The New Asset Sales Shortfall
It has been a bad week for the government on the asset sales/foreign ownership front. Finance Minister Bill English has seemingly confirmed the long held belief that a full 49% selldown would expose the government to further risk. Mainly because if the private investors who buy in and then want to issue further shares – whether that to be to finance further expansion or to reward themselves – then the government would have to buy half of them to retain its 51% controlling stake.
Therefore, private investors are reportedly urging a less than 49% stake being sold, at least initially, to give them headroom to water down the existing pool of shares. Scoop had warned of this kind of scenario last year, when arguing that it made more economic sense for the government to borrow the money to expand the business of the energy companies, rather than sell down its stake.
With energy prices at the peak of tolerance for consumers, Scoop had pointed out, there was very little room for private investors to reap the profits they would surely be seeking – at least, not within the existing energy company structures.
In all probability, that stellar SOE energy company performance also reflects the pretty harsh prices for electricity that New Zealand consumers have been paying in recent years. Which raises a rather alarming concern about the situation once our energy assets are sold down – because if electricity prices are already sky high, how are the profit expectations of the new private sector investors going to be met? Not by racking up prices, [investment analyst Brent] Sheather agrees. “What they can do is use the famous venture capital saying – that there’s lazy capital there, the balance sheet isn’t being optimised. What we’ve got to do is pay out a special dividend to shareholders and take on more debt…”
Whaaat? So, rather than run the alleged risk of the government taking on more debt up front, we’re going to sell these things – only then to turn around and satisfy the new private investors’ thirst for dividends by taking on more debt, half of which will then be owned by every taxpayer in New Zealand? “I would say that is inevitable,” Sheather replies.” The share market, he adds, usually responds to such special dividends by ramping up the share price even further.
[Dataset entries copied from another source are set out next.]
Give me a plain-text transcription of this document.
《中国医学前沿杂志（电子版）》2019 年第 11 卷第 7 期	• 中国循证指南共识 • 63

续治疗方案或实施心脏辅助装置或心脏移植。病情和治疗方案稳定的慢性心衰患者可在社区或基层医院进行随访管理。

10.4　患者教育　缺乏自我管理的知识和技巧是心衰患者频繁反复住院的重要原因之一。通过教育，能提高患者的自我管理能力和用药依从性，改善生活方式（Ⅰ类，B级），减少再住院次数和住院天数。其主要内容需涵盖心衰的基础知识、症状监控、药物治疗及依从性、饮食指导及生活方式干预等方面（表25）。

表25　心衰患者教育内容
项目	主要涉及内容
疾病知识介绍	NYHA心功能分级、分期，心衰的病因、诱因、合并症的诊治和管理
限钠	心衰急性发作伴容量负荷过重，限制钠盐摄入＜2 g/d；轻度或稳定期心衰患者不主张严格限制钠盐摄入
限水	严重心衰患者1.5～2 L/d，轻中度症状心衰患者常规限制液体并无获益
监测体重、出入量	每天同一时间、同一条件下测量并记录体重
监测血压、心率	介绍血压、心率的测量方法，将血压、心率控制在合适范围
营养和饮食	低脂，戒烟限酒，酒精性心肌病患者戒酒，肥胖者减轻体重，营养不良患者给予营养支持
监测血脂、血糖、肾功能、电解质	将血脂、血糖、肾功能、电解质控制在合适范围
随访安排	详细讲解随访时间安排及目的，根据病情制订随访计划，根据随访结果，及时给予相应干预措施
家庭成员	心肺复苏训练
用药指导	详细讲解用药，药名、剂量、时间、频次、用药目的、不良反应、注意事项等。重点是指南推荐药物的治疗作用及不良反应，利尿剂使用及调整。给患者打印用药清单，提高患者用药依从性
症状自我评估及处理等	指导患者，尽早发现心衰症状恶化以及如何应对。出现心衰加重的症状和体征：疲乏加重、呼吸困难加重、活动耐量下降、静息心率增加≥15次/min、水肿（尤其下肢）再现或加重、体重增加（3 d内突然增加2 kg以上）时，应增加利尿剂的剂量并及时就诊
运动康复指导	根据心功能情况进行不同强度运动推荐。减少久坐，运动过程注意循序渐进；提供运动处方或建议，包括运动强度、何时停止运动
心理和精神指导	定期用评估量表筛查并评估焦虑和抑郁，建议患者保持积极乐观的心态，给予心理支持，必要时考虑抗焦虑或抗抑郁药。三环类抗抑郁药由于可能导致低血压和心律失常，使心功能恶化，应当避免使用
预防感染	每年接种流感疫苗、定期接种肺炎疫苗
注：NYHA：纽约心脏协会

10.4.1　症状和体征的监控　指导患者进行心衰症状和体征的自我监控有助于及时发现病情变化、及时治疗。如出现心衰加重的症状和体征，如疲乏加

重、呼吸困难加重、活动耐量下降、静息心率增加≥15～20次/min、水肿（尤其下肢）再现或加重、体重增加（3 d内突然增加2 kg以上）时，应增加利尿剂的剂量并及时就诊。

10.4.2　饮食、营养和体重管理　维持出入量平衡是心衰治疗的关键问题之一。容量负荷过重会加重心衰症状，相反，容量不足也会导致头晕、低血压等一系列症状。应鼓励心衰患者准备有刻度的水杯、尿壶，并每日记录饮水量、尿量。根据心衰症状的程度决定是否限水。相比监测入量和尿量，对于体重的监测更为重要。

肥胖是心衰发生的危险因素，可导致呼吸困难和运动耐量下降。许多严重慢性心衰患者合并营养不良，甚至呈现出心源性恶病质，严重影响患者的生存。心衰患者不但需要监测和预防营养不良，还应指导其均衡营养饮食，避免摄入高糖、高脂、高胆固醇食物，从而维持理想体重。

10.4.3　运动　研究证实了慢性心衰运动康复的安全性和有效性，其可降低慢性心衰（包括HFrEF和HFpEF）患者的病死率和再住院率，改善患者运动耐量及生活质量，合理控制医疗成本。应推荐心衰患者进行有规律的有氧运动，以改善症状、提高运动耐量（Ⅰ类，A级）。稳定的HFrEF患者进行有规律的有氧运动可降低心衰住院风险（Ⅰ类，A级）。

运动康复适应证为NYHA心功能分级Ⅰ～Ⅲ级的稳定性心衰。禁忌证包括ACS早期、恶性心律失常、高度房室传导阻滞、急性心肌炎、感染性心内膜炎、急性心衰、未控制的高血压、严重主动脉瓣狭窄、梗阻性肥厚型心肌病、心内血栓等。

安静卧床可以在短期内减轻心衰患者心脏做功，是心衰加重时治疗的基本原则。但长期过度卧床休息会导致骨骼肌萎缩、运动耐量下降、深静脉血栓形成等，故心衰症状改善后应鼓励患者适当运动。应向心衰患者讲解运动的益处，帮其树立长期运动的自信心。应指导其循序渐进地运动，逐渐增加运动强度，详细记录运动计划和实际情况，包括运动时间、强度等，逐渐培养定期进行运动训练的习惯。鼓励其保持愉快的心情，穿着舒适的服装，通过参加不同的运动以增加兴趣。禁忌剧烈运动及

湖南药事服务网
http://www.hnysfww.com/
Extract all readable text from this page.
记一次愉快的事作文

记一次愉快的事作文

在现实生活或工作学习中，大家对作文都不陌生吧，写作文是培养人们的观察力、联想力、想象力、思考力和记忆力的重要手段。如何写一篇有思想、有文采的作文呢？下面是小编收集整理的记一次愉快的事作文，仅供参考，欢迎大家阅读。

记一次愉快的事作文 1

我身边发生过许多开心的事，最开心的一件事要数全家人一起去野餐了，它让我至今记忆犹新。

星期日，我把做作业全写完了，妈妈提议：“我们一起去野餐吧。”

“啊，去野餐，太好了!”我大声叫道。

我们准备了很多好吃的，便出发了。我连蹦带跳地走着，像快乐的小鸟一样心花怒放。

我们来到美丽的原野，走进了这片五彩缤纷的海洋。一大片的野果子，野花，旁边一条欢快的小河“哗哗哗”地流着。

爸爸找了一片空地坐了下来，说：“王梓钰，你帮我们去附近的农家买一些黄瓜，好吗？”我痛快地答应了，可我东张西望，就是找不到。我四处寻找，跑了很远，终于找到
Managers then get rewarded, and the taxpayer is left to pay for the bailout if and when the bubble finally bursts.
That’s still a real risk, a bit further downstream. In the shorter term, the reality for the government of a less than 49% selldown is that it will inevitably receive less than the $5–7 billion it was gambling on getting from the asset sales process. Since it had also earmarked that money for social spending on schools and hospitals, taxpayers will be left to feel the shortfall.
Even under the previous numbers, the asset sales were barely a break-even proposition compared to the cost of keeping them and borrowing the money needed for expansion. With this latest development, it looks as though the government has managed to devise the mother of all cock-ups – a sure fire mechanism for losing money on the sale of some of our best state assets.